Code
::install_github("heli-xu/findSVI@customized-boundaries") devtools
Validating find_svi_x()
Heli Xu
January 24, 2027
We have a new function in the findSVI package, find_svi_x()
, which does census data retrieval and calculate the SVI at a customized geographic level, based on its relationship to a Census geographic level). Essentially it’s a wrapper for get_census_data()
with exp = TRUE
and get_svi_x()
.
Briefly, the important elements needed for the function are:
year
: Year of interest (2012-2022).
geography
: a Census geographic level that the customized level is based on.
state
: State of interest (optional), default as whole US.
xwalk
: a crosswalk (relationship file) of a Census geography (column GEOID
) and a customized geographic level (column GEOID2
).
geometry
: set TRUE to include spatial information, default as FALSE.
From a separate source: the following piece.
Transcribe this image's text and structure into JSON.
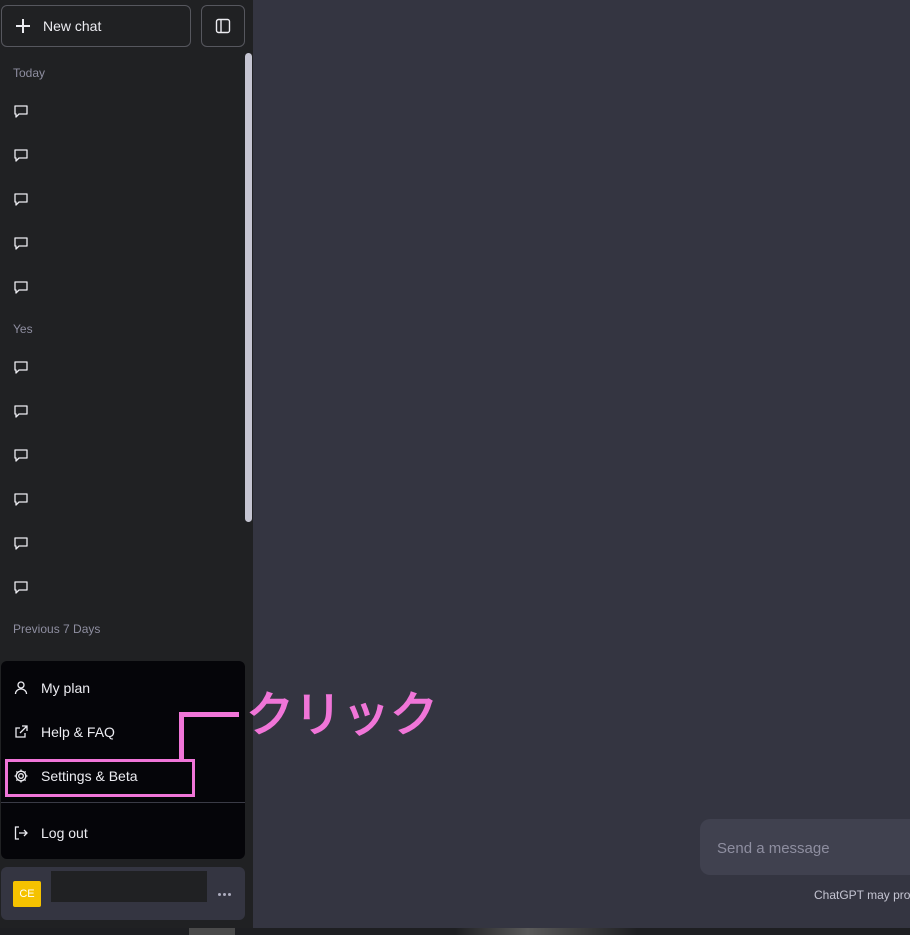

Similar with the approach mentioned in the commute zone post, we are using a pseudo-crosswalk to validate our calculation of county-level SVI in PA, as an example, against the CDC SVI for the years that they are available.
The pseudo-crosswalk is constructed with replicating the county IDs in PA (county-county crosswalk, first 10 rows shown below):
cor_plot <- function(cdc_svi, svi) {
join_RPL <- cdc_svi %>%
select(GEOID = FIPS,
cdc_RPL_themes = RPL_THEMES,
cdc_RPL_theme1 = RPL_THEME1,
cdc_RPL_theme2 = RPL_THEME2,
cdc_RPL_theme3 = RPL_THEME3,
cdc_RPL_theme4 = RPL_THEME4) %>%
mutate(GEOID = paste(GEOID)) %>%
left_join(svi %>%
select(GEOID,
RPL_themes,
RPL_theme1,
RPL_theme2,
RPL_theme3,
RPL_theme4)) %>%
drop_na() %>% ## remove NA rows
filter_all(all_vars(. >= 0)) #-999 in cdc data
coeff <- cor(join_RPL$cdc_RPL_themes, join_RPL$RPL_themes)
plot <- join_RPL %>%
ggplot(aes(x = cdc_RPL_themes, y = RPL_themes)) +
geom_point(color = "#004C54")+
geom_abline(slope = 1, intercept = 0)+
labs(
subtitle = paste0("Comparison of overall percentile rankings (RPLs), correlation coefficient = ", coeff),
y = "findSVI",
x = "CDC")+
theme(plot.title = element_text(size= 14))
return(plot)
}
cor_plot(cdc_cty_svi2022, svi_x2022)+
labs(
title = "CDC vs. find_svi_x() CTY-level SVI for PA, 2022"
)
Overall findSVI calculation correlates well with CDC SVI. It’s worth noting that find_svi_x()
result has slightly more variability than find_svi()
that directly uses Census percentage variables, perhaps especially so in 2022 among recent years. This is because CDC SVI added more variables that are directly using ACS percentages in the latest update for 2022, and the rationale is addressed in the documentation :
” For the 2022 database, we remapped some of our EP variables directly to ACS percentage variables. This change largely meant, when possible, we favored percentage variables from the ACS Data Profile (DP) and Subject (S) tables rather than calculating from Detailed (B) table count estimates. During our analysis we found the new variable mappings improved SVI processing through simpler calculations, greater transparency, and better accuracy. Furthermore, some variable changes allowed us to use ACS-calculated margins of error rather than deriving our own. These updates follow ACS recommendations noted in their guidance document U.S. Census Bureau, Understanding and Using American Community Survey Data: What All Data Users Need to Know, U.S. Government Publishing Office, Washington, DC, 2020.”
Before the “remap” in 2022, the results between directly retrieving ACS percent and calculating from estimate count are more comparable, with strong correlation to CDC SVI.